Le società agricole e gli sconti sull’ICI

Con la sentenza n. 26642 del 10 novembre scorso, la Corte di Cassazione si è nuovamente pronunciata in merito alle società agricole. In particolare i Giudici si sono espressi in favore dell’Ente Impositore riguardo alla possibilità delle suddette società di concorrere ai benefici previsti per le persone fisiche che esercitano attività agricola. Il dibattito sul tema in commento, aveva ripreso vigore in seguito all’ordinanza n. 375/2017 con la quale i giudici della Corte avevano espresso parere positivo sul fatto che il Dlgs 99/2004 potesse derogare in quanto successivo all’art. 58 del Dlgs 446/97 che, come noto, riservava le agevolazioni solamente alle persone fisiche iscritte alla previdenza agricola. La vicenda affrontata dai Giudici della Corte di Cassazione vede una società agricola di persone proprietaria di un’area fabbricabile per la quale si riteneva applicabile la finzione di non edificabilità delle aree. Secondo la contribuente è sufficiente dimostrare la natura di impresa agricola professionale ai sensi del Dlgs 99/2004, e la conduzione agricola del fondo da parte del socio, anch’egli imprenditore agricolo, anche in considerazione della regola generale di diretta imputazione ai soci degli effetti tributari concernenti le società di persone.

Per la Corte di Cassazione invece, in continuità alla pregressa giurisprudenza di legittimità che, in forza dell’articolo 58 del Dlgs 446/1997, ha sempre limitato le agevolazioni alle sole persone fisiche, il principio espresso dalla contribuente non è applicabile.
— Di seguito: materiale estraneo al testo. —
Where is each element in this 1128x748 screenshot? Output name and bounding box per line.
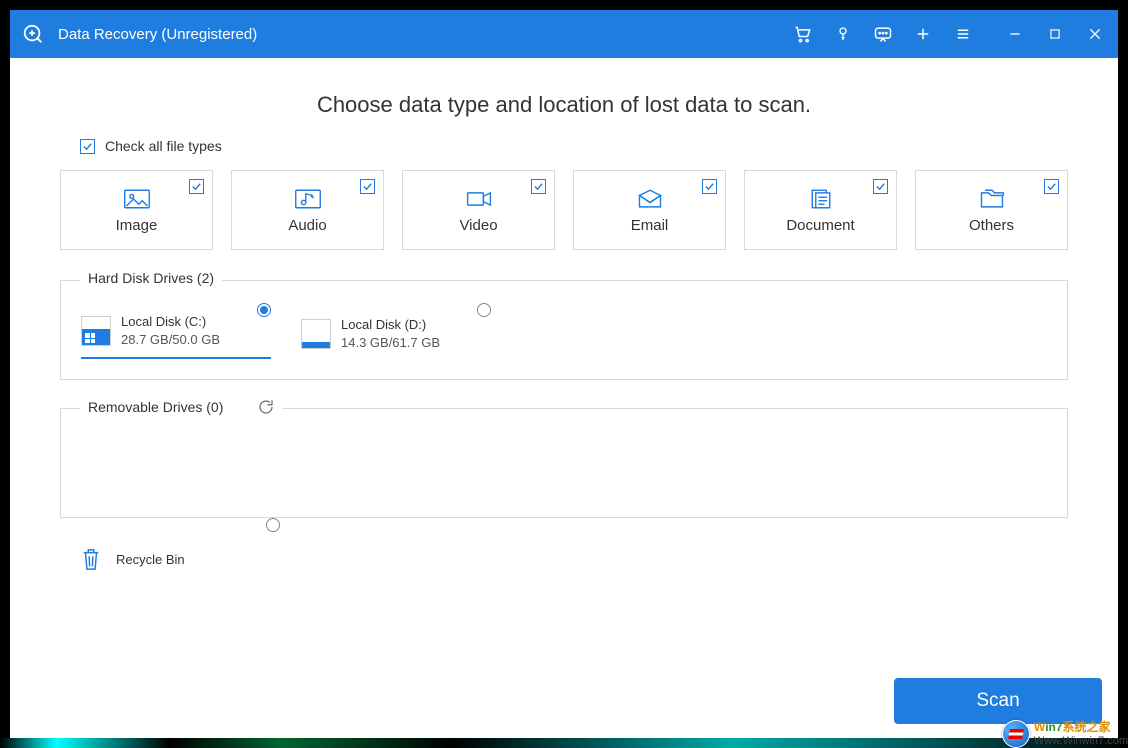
file-type-grid: Image Audio Video Em — [60, 170, 1068, 250]
folder-icon — [978, 187, 1006, 211]
radio-icon — [477, 303, 491, 317]
section-removable-label: Removable Drives (0) — [80, 398, 283, 416]
checkbox-icon — [531, 179, 546, 194]
type-label: Others — [969, 217, 1014, 234]
email-icon — [636, 187, 664, 211]
drive-size: 14.3 GB/61.7 GB — [341, 334, 440, 352]
section-removable: Removable Drives (0) — [60, 408, 1068, 518]
menu-icon[interactable] — [952, 23, 974, 45]
drive-item-d[interactable]: Local Disk (D:) 14.3 GB/61.7 GB — [301, 309, 491, 359]
checkbox-icon — [873, 179, 888, 194]
maximize-button[interactable] — [1044, 23, 1066, 45]
checkbox-icon — [1044, 179, 1059, 194]
type-card-others[interactable]: Others — [915, 170, 1068, 250]
type-label: Email — [631, 217, 669, 234]
drive-icon — [81, 316, 111, 346]
titlebar: Data Recovery (Unregistered) — [10, 10, 1118, 58]
radio-icon — [266, 518, 280, 532]
document-icon — [807, 187, 835, 211]
drive-icon — [301, 319, 331, 349]
minimize-button[interactable] — [1004, 23, 1026, 45]
window-controls — [1004, 23, 1106, 45]
type-card-video[interactable]: Video — [402, 170, 555, 250]
refresh-icon[interactable] — [257, 398, 275, 416]
audio-icon — [294, 187, 322, 211]
type-label: Image — [116, 217, 158, 234]
titlebar-left: Data Recovery (Unregistered) — [22, 23, 257, 45]
app-title: Data Recovery (Unregistered) — [58, 26, 257, 43]
recycle-label: Recycle Bin — [116, 552, 185, 567]
hdd-box: Local Disk (C:) 28.7 GB/50.0 GB Local Di… — [60, 280, 1068, 380]
checkbox-icon — [360, 179, 375, 194]
app-window: Data Recovery (Unregistered) — [10, 10, 1118, 738]
section-hdd-label: Hard Disk Drives (2) — [80, 270, 222, 286]
plus-icon[interactable] — [912, 23, 934, 45]
check-all-checkbox-icon — [80, 139, 95, 154]
checkbox-icon — [189, 179, 204, 194]
section-hdd: Hard Disk Drives (2) Local Disk (C:) 28.… — [60, 280, 1068, 380]
cart-icon[interactable] — [792, 23, 814, 45]
drive-name: Local Disk (C:) — [121, 313, 220, 331]
check-all-label: Check all file types — [105, 138, 222, 154]
type-label: Video — [459, 217, 497, 234]
drive-name: Local Disk (D:) — [341, 316, 440, 334]
content: Choose data type and location of lost da… — [10, 58, 1118, 738]
feedback-icon[interactable] — [872, 23, 894, 45]
titlebar-right — [792, 23, 1106, 45]
page-heading: Choose data type and location of lost da… — [60, 92, 1068, 118]
image-icon — [123, 187, 151, 211]
type-card-email[interactable]: Email — [573, 170, 726, 250]
close-button[interactable] — [1084, 23, 1106, 45]
drive-item-c[interactable]: Local Disk (C:) 28.7 GB/50.0 GB — [81, 309, 271, 359]
type-label: Document — [786, 217, 854, 234]
scan-button[interactable]: Scan — [894, 678, 1102, 724]
check-all-types[interactable]: Check all file types — [80, 138, 1068, 154]
type-card-document[interactable]: Document — [744, 170, 897, 250]
video-icon — [465, 187, 493, 211]
type-card-image[interactable]: Image — [60, 170, 213, 250]
drive-text: Local Disk (D:) 14.3 GB/61.7 GB — [341, 316, 440, 352]
hdd-drive-list: Local Disk (C:) 28.7 GB/50.0 GB Local Di… — [81, 309, 1047, 359]
checkbox-icon — [702, 179, 717, 194]
trash-icon — [80, 546, 102, 572]
key-icon[interactable] — [832, 23, 854, 45]
type-card-audio[interactable]: Audio — [231, 170, 384, 250]
radio-icon — [257, 303, 271, 317]
removable-box — [60, 408, 1068, 518]
drive-size: 28.7 GB/50.0 GB — [121, 331, 220, 349]
type-label: Audio — [288, 217, 326, 234]
drive-text: Local Disk (C:) 28.7 GB/50.0 GB — [121, 313, 220, 349]
recycle-bin-item[interactable]: Recycle Bin — [80, 546, 270, 572]
app-logo-icon — [22, 23, 44, 45]
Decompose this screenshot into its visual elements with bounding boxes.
Per i Giudici infatti «si tratta di disciplina connotata da specialità, perché di natura agevolativa in campo Ici; il che depone per la sua prevalenza sulla previsione generale di cui all’articolo 2, comma 4, del Dlgs 99/04, secondo cui «alle società agricole di cui all’articolo 1, comma 3, qualificate imprenditori agricoli professionali, sono riconosciute le agevolazioni tributarie in materia di imposizione indiretta e creditizie stabilite dalla normativa vigente a favore delle persone fisiche in possesso della qualifica di coltivatore diretto». E ancora, si legge nella sentenza, è rilevante il fatto che “i presupposti dell’agevolazione devono sussistere in capo al soggetto passivo d’imposta, e quindi in capo alla società”. Nel caso specifico invece, il terreno era stato dato in locazione al socio, venendo quindi a mancare il requisito oggettivo in capo a chi è tenuto a versare l’imposta.

Il tema in commento è destinato al dibattito anche in ambito IMU in virtù dell’articolo 13, comma 2, del Dl 201/2011 che, diversamente, richiama i coltivatori diretti e gli imprenditori agricoli professionali ex Dlgs 99/04.